MCC has been a hot topic in national politics, among political parties and the ruling alliance. So, I felt a need to end the discussion regarding the MCC first and then only hold the central committee meeting.
It will be held soon.
Many believe that the ruling alliance is likely to spit. Key leaders of the alliance are holding discussions almost daily. In this scenario, what do you have to say?
I have been asked these questions frequently. So far, there is no chance of splitting the ruling alliance. Prime Minister Sher Bahadur Deuba along with other leaders of the alliance seems committed to join hands during the election and afterwards as well. So, I believe that the alliance will remain strong and intact as ever.
However, the growing issue of the MCC has made me think otherwise. At the time when the MCC has become a burning issue among the political parties along with the ruling alliance, I am afraid to say that the alliance won’t split.

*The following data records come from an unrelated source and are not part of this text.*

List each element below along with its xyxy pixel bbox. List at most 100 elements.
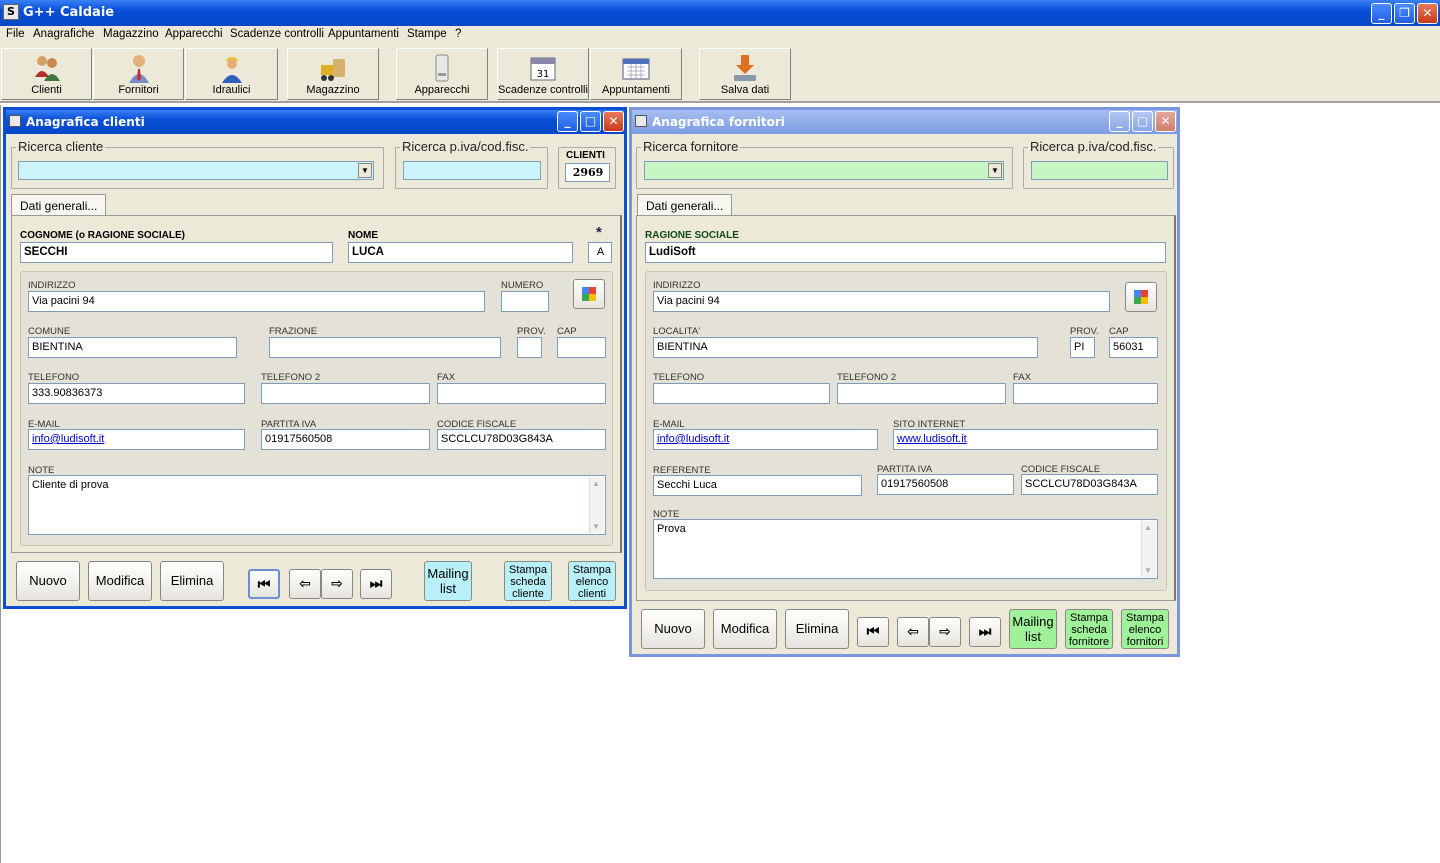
sito-field[interactable]: www.ludisoft.it bbox=[893, 429, 1158, 450]
stampa-elenco-clienti-button[interactable]: Stampa elenco clienti bbox=[568, 561, 616, 601]
menu-apparecchi[interactable]: Apparecchi bbox=[165, 28, 223, 40]
comune-field[interactable]: BIENTINA bbox=[28, 337, 237, 358]
piva-field[interactable]: 01917560508 bbox=[877, 474, 1014, 495]
telefono2-field[interactable] bbox=[837, 383, 1006, 404]
required-star: * bbox=[596, 224, 602, 241]
maximize-icon[interactable]: □ bbox=[1132, 111, 1153, 132]
minimize-icon[interactable]: _ bbox=[1109, 111, 1130, 132]
modifica-button[interactable]: Modifica bbox=[88, 561, 152, 601]
prev-record-icon[interactable]: ⇦ bbox=[897, 617, 929, 647]
fax-field[interactable] bbox=[437, 383, 606, 404]
numero-field[interactable] bbox=[501, 291, 549, 312]
nuovo-button[interactable]: Nuovo bbox=[641, 609, 705, 649]
localita-field[interactable]: BIENTINA bbox=[653, 337, 1038, 358]
prov-field[interactable] bbox=[517, 337, 542, 358]
chevron-down-icon[interactable]: ▼ bbox=[358, 163, 372, 178]
referente-field[interactable]: Secchi Luca bbox=[653, 475, 862, 496]
ricerca-fornitore-combo[interactable]: ▼ bbox=[644, 161, 1004, 180]
cf-field[interactable]: SCCLCU78D03G843A bbox=[437, 429, 606, 450]
frazione-field[interactable] bbox=[269, 337, 501, 358]
nome-field[interactable]: LUCA bbox=[348, 242, 573, 263]
mailing-list-button[interactable]: Mailing list bbox=[424, 561, 472, 601]
calendar-day-icon: 31 bbox=[530, 57, 556, 81]
toolbar-magazzino-button[interactable]: Magazzino bbox=[287, 48, 379, 100]
last-record-icon[interactable]: ⏭ bbox=[360, 569, 392, 599]
cf-field[interactable]: SCCLCU78D03G843A bbox=[1021, 474, 1158, 495]
ricerca-piva-input[interactable] bbox=[403, 161, 541, 180]
piva-field[interactable]: 01917560508 bbox=[261, 429, 430, 450]
elimina-button[interactable]: Elimina bbox=[160, 561, 224, 601]
restore-icon[interactable]: ❐ bbox=[1394, 3, 1415, 24]
ragione-field[interactable]: LudiSoft bbox=[645, 242, 1166, 263]
stampa-elenco-fornitori-button[interactable]: Stampa elenco fornitori bbox=[1121, 609, 1169, 649]
first-record-icon[interactable]: ⏮ bbox=[857, 617, 889, 647]
ricerca-cliente-combo[interactable]: ▼ bbox=[18, 161, 374, 180]
close-icon[interactable]: ✕ bbox=[1417, 3, 1438, 24]
telefono2-field[interactable] bbox=[261, 383, 430, 404]
note-textarea[interactable]: Prova ▲ ▼ bbox=[653, 519, 1158, 579]
indirizzo-field[interactable]: Via pacini 94 bbox=[28, 291, 485, 312]
mailing-list-button[interactable]: Mailing list bbox=[1009, 609, 1057, 649]
scroll-down-icon[interactable]: ▼ bbox=[592, 522, 600, 531]
scroll-down-icon[interactable]: ▼ bbox=[1144, 566, 1152, 575]
nome-label: NOME bbox=[348, 230, 378, 241]
toolbar-idraulici-button[interactable]: Idraulici bbox=[185, 48, 278, 100]
email-field[interactable]: info@ludisoft.it bbox=[653, 429, 878, 450]
menu-stampe[interactable]: Stampe bbox=[407, 28, 447, 40]
next-record-icon[interactable]: ⇨ bbox=[929, 617, 961, 647]
cognome-field[interactable]: SECCHI bbox=[20, 242, 333, 263]
menu-scadenze-controlli[interactable]: Scadenze controlli bbox=[230, 28, 324, 40]
scroll-up-icon[interactable]: ▲ bbox=[592, 479, 600, 488]
chevron-down-icon[interactable]: ▼ bbox=[988, 163, 1002, 178]
stampa-scheda-fornitore-button[interactable]: Stampa scheda fornitore bbox=[1065, 609, 1113, 649]
menu-anagrafiche[interactable]: Anagrafiche bbox=[33, 28, 94, 40]
cognome-label: COGNOME (o RAGIONE SOCIALE) bbox=[20, 230, 185, 241]
next-record-icon[interactable]: ⇨ bbox=[321, 569, 353, 599]
maximize-icon[interactable]: □ bbox=[580, 111, 601, 132]
tipo-field[interactable]: A bbox=[588, 242, 612, 263]
mailing-line1: Mailing bbox=[427, 566, 469, 581]
tab-dati-generali[interactable]: Dati generali... bbox=[11, 194, 107, 215]
google-maps-button[interactable] bbox=[1125, 282, 1157, 312]
toolbar-fornitori-button[interactable]: Fornitori bbox=[93, 48, 184, 100]
cap-field[interactable] bbox=[557, 337, 606, 358]
note-textarea[interactable]: Cliente di prova ▲ ▼ bbox=[28, 475, 606, 535]
toolbar-salva-button[interactable]: Salva dati bbox=[699, 48, 791, 100]
close-icon[interactable]: ✕ bbox=[603, 111, 624, 132]
close-icon[interactable]: ✕ bbox=[1155, 111, 1176, 132]
numero-label: NUMERO bbox=[501, 280, 544, 291]
nuovo-button[interactable]: Nuovo bbox=[16, 561, 80, 601]
fax-field[interactable] bbox=[1013, 383, 1158, 404]
scroll-up-icon[interactable]: ▲ bbox=[1144, 523, 1152, 532]
toolbar-appuntamenti-button[interactable]: Appuntamenti bbox=[590, 48, 682, 100]
toolbar-clienti-button[interactable]: Clienti bbox=[1, 48, 92, 100]
prov-field[interactable]: PI bbox=[1070, 337, 1095, 358]
first-record-icon[interactable]: ⏮ bbox=[248, 569, 280, 599]
prev-record-icon[interactable]: ⇦ bbox=[289, 569, 321, 599]
app-title: G++ Caldaie bbox=[23, 5, 115, 20]
email-field[interactable]: info@ludisoft.it bbox=[28, 429, 245, 450]
toolbar-scadenze-button[interactable]: 31 Scadenze controlli bbox=[497, 48, 589, 100]
menu-help[interactable]: ? bbox=[455, 28, 461, 40]
tab-dati-generali[interactable]: Dati generali... bbox=[637, 194, 733, 215]
minimize-icon[interactable]: _ bbox=[557, 111, 578, 132]
clienti-count-label: CLIENTI bbox=[566, 150, 605, 161]
telefono-field[interactable] bbox=[653, 383, 830, 404]
modifica-button[interactable]: Modifica bbox=[713, 609, 777, 649]
menu-appuntamenti[interactable]: Appuntamenti bbox=[328, 28, 399, 40]
telefono-field[interactable]: 333.90836373 bbox=[28, 383, 245, 404]
cap-field[interactable]: 56031 bbox=[1109, 337, 1158, 358]
last-record-icon[interactable]: ⏭ bbox=[969, 617, 1001, 647]
menu-file[interactable]: File bbox=[6, 28, 25, 40]
toolbar-apparecchi-button[interactable]: Apparecchi bbox=[396, 48, 488, 100]
note-scrollbar[interactable]: ▲ ▼ bbox=[589, 477, 604, 533]
minimize-icon[interactable]: _ bbox=[1371, 3, 1392, 24]
indirizzo-label: INDIRIZZO bbox=[28, 280, 76, 291]
note-scrollbar[interactable]: ▲ ▼ bbox=[1141, 521, 1156, 577]
ricerca-piva-fornitore-input[interactable] bbox=[1031, 161, 1168, 180]
stampa-scheda-cliente-button[interactable]: Stampa scheda cliente bbox=[504, 561, 552, 601]
google-maps-button[interactable] bbox=[573, 279, 605, 309]
indirizzo-field[interactable]: Via pacini 94 bbox=[653, 291, 1110, 312]
elimina-button[interactable]: Elimina bbox=[785, 609, 849, 649]
menu-magazzino[interactable]: Magazzino bbox=[103, 28, 159, 40]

It has been reported that NC’s leader Shekar Koirala in his meeting with you maintained that NC doesn’t want to partner with MC. What is the truth?

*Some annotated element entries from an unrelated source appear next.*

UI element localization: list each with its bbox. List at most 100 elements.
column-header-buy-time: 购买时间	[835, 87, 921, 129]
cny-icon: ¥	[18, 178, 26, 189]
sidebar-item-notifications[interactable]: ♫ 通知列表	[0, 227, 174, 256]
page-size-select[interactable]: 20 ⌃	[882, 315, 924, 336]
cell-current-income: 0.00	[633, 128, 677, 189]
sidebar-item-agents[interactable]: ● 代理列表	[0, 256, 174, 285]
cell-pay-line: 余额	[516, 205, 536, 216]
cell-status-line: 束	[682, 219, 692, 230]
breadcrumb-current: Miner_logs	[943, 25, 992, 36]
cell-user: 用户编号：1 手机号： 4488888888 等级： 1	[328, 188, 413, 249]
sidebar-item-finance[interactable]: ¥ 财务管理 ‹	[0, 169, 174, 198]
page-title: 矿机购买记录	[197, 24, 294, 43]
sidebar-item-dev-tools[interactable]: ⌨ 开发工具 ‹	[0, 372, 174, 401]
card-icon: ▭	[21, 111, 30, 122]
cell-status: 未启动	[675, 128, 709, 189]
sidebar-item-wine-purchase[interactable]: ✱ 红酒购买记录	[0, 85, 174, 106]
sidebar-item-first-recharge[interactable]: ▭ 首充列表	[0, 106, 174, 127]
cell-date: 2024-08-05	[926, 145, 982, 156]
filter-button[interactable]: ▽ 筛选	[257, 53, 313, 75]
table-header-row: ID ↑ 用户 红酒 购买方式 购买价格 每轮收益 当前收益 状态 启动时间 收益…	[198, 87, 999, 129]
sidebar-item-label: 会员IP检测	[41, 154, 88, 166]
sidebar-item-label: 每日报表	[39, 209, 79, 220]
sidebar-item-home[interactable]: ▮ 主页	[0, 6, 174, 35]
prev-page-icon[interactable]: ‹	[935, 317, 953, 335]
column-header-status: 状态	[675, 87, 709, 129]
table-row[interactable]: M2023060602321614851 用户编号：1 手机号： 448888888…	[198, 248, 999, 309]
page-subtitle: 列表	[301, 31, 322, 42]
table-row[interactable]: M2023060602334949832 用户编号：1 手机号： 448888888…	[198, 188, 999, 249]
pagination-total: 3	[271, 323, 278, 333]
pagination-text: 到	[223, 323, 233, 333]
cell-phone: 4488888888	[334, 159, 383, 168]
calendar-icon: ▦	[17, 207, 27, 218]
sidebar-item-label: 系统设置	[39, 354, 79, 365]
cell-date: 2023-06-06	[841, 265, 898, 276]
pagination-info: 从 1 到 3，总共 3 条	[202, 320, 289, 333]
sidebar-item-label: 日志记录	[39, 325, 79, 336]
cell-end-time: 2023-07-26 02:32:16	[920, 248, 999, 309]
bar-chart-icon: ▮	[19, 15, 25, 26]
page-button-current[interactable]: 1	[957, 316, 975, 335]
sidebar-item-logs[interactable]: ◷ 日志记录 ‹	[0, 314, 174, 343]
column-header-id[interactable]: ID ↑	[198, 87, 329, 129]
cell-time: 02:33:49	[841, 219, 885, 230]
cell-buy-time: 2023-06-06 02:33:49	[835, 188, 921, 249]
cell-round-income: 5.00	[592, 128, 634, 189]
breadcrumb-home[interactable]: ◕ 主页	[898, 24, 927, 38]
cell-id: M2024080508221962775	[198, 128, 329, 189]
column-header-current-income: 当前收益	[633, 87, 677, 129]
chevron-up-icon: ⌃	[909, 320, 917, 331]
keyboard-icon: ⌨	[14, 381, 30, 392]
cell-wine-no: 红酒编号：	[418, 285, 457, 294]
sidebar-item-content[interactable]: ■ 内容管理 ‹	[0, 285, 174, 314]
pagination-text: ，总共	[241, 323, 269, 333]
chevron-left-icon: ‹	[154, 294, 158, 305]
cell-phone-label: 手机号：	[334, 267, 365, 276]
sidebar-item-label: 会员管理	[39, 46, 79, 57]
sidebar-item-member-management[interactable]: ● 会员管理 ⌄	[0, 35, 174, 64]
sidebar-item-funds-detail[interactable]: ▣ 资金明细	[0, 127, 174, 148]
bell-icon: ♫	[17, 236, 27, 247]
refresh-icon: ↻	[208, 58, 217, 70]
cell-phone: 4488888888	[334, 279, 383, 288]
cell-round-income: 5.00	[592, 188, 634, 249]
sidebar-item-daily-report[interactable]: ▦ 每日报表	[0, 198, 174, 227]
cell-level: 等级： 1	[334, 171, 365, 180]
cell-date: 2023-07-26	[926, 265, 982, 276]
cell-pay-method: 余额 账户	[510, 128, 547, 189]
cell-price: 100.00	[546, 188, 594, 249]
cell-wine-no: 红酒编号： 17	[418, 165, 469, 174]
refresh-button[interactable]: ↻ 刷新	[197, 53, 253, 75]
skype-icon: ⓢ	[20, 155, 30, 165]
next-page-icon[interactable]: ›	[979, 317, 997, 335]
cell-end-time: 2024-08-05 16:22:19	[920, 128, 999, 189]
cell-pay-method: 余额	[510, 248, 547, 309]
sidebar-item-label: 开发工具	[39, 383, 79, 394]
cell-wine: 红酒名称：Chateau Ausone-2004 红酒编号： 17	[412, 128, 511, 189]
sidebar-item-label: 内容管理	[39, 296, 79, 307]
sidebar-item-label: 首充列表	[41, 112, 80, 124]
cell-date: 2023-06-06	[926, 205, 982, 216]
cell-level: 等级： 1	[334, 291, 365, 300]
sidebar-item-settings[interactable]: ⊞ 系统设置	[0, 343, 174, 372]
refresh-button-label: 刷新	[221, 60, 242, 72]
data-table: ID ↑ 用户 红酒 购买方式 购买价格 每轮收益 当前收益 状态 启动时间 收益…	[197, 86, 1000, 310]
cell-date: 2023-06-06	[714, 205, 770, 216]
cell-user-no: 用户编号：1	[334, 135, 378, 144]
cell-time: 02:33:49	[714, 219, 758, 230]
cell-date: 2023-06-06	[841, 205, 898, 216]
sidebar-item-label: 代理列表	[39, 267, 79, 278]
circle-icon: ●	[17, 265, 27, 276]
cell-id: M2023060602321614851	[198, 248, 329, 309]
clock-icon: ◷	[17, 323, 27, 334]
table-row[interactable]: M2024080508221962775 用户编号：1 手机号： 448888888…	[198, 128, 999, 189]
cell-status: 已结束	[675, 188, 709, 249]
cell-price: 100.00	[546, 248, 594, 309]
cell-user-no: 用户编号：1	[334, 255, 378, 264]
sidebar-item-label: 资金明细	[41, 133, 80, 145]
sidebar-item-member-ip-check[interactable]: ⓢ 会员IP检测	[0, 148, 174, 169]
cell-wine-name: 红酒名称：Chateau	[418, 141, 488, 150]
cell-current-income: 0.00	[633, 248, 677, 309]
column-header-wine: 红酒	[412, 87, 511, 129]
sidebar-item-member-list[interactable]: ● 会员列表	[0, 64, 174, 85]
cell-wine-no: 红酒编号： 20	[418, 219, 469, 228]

It is true that Shekhar Koirala and I hold a discussion. The discussion was positive. He did not question the coalition but maintained that the partnership between NC and MC is not possible in the upcoming local-level election.
Is there any possibility that CPN (MC) may break coalition with NC and join hands with CPN-UML?

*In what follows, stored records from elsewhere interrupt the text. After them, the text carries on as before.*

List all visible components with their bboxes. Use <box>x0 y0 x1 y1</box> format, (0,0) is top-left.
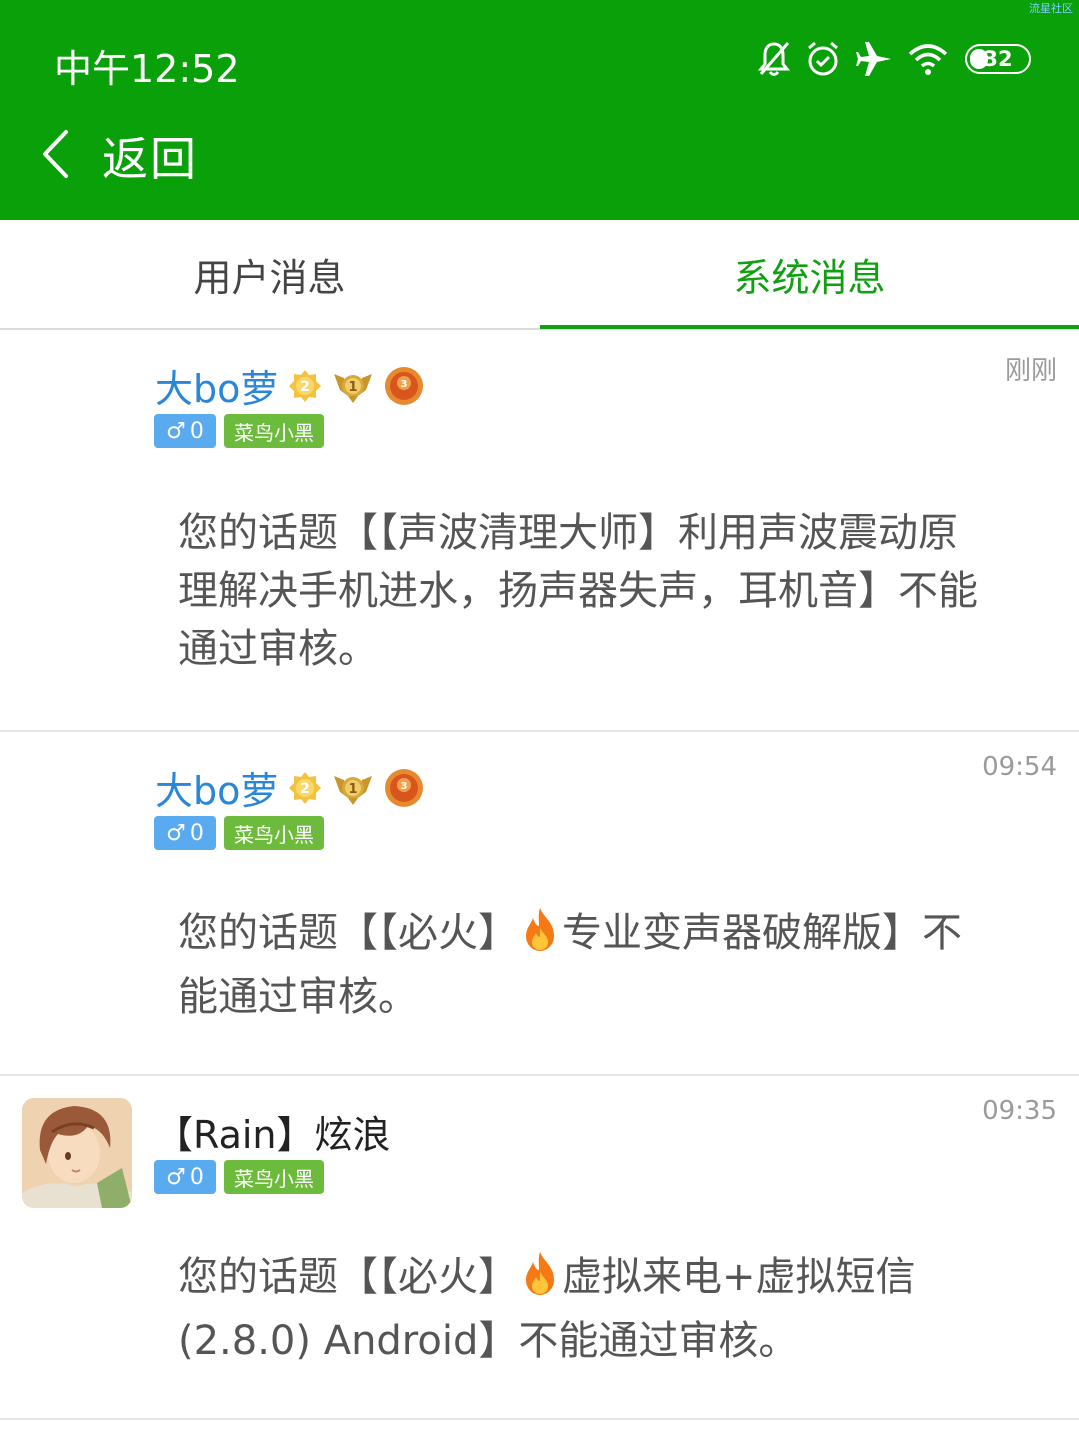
gender-tag: ♂ 0 <box>154 1160 216 1194</box>
watermark: 流星社区 <box>1029 2 1073 15</box>
message-item[interactable]: 大bo萝 2 1 3 ♂ 0 菜鸟小黑 刚刚 您的话题【【声波清理大师】利用声波震… <box>0 330 1079 732</box>
gender-tag: ♂ 0 <box>154 414 216 448</box>
username-text: 【Rain】炫浪 <box>155 1113 391 1157</box>
username-text: 大bo萝 <box>155 367 279 411</box>
status-icons: 32 <box>743 38 1031 80</box>
medal-3-icon: 3 <box>384 366 424 406</box>
status-time: 中午12:52 <box>54 47 240 91</box>
male-icon: ♂ <box>166 418 186 444</box>
user-tags: ♂ 0 菜鸟小黑 <box>154 414 324 448</box>
level-tag: 菜鸟小黑 <box>224 816 324 850</box>
message-item[interactable]: 大bo萝 2 1 3 ♂ 0 菜鸟小黑 09:54 您的话题【【必火】 专业变声器破… <box>0 732 1079 1076</box>
fire-icon <box>520 906 560 968</box>
message-time: 09:35 <box>982 1096 1057 1126</box>
level-tag: 菜鸟小黑 <box>224 414 324 448</box>
alarm-icon <box>805 40 841 78</box>
battery-level: 32 <box>983 47 1013 71</box>
chevron-left-icon <box>40 129 70 183</box>
medal-3-icon: 3 <box>384 768 424 808</box>
user-tags: ♂ 0 菜鸟小黑 <box>154 816 324 850</box>
male-icon: ♂ <box>166 1164 186 1190</box>
message-content: 您的话题【【声波清理大师】利用声波震动原 理解决手机进水，扬声器失声，耳机音】不… <box>178 510 978 672</box>
message-content: 您的话题【【必火】 专业变声器破解版】不 能通过审核。 <box>178 904 1038 1026</box>
svg-text:2: 2 <box>301 781 311 797</box>
back-label: 返回 <box>102 132 198 186</box>
svg-text:2: 2 <box>301 379 311 395</box>
tab-system-messages[interactable]: 系统消息 <box>540 220 1079 328</box>
rank-1-wings-icon: 1 <box>332 770 374 806</box>
svg-text:3: 3 <box>401 781 408 792</box>
active-tab-indicator <box>540 325 1079 329</box>
svg-text:1: 1 <box>349 782 358 797</box>
app-header: 流星社区 中午12:52 32 返回 <box>0 0 1079 220</box>
username[interactable]: 大bo萝 2 1 3 <box>155 358 424 413</box>
username[interactable]: 大bo萝 2 1 3 <box>155 760 424 815</box>
level-tag: 菜鸟小黑 <box>224 1160 324 1194</box>
tab-user-messages[interactable]: 用户消息 <box>0 220 539 328</box>
battery-icon: 32 <box>965 44 1031 74</box>
tab-bar: 用户消息 系统消息 <box>0 220 1079 330</box>
message-item[interactable]: 【Rain】炫浪 ♂ 0 菜鸟小黑 09:35 您的话题【【必火】 虚拟来电+虚拟短… <box>0 1076 1079 1420</box>
message-time: 刚刚 <box>1004 356 1057 386</box>
username-text: 大bo萝 <box>155 769 279 813</box>
level-2-badge-icon: 2 <box>288 369 322 403</box>
bell-muted-icon <box>757 40 791 78</box>
message-time: 09:54 <box>982 752 1057 782</box>
user-tags: ♂ 0 菜鸟小黑 <box>154 1160 324 1194</box>
fire-icon <box>520 1250 560 1312</box>
gender-tag: ♂ 0 <box>154 816 216 850</box>
wifi-icon <box>907 42 949 76</box>
avatar[interactable] <box>22 1098 132 1208</box>
airplane-icon <box>855 40 893 78</box>
rank-1-wings-icon: 1 <box>332 368 374 404</box>
back-button[interactable]: 返回 <box>40 124 198 188</box>
level-2-badge-icon: 2 <box>288 771 322 805</box>
username[interactable]: 【Rain】炫浪 <box>155 1104 391 1159</box>
svg-text:1: 1 <box>349 380 358 395</box>
message-content: 您的话题【【必火】 虚拟来电+虚拟短信 (2.8.0) Android】不能通过审… <box>178 1248 1038 1370</box>
male-icon: ♂ <box>166 820 186 846</box>
svg-text:3: 3 <box>401 379 408 390</box>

In the present situation, there is no possibility of partnership with CPN-UML. However, it might change with the change in situation.
I have been holding meetings with UML Chiar KP Sharma Oli despite our differences. Leaders are bound to avoid ego and personal interests.
So, I don’t believe that MC and UML cannot be partners. But, it doesn’t mean it will happen overnight. My current focus is in keeping the present coalition intact. Facing the election together.
When will the issues of MCC be over? A week….. Two…?
I think it will be over after the upcoming House session. The government has summoned a House session for February 16 (Sunday). However, I have heard that the UML has urged the Speaker to postpone the meeting. Issues of the MCC will come to an end either through consensus or voting.
In case of voting, will MC vote for it or against it?
Our position regarding the MCC is clear. It cannot be ratified without certain amendments. Besides, it is the government's right to table it in parliament. And, if that happens without amendment or consensus, we won’t support the government. We made the decision not to pass MCC without amendment through our National Congress and our central committee has also decided the same.
If the government tables the MCC in parliament and MC opposes it. Is it possible for you to remain as a partner after opposing the government’s move?
I have been advocating to continue the alliance and want it to remain intact. But if the MCC is tabled without meeting our demands, we will certainly oppose it and after that it will be immoral to remain in the government.
You might have studied the body language of KP Sharma Oli during your meeting with him. What do you think? Does Oli want the MCC to be ratified or not?
It is difficult but while talking about my meeting with him at Baluwatar, he made an impression that he doesn't want the MCC to be ratified. All he wishes is a split of the ruling alliance.
At the time when Oli was Prime Minister, he also wanted to pass the compact. But, since he has been ousted, his view about the MCC has remained unclear.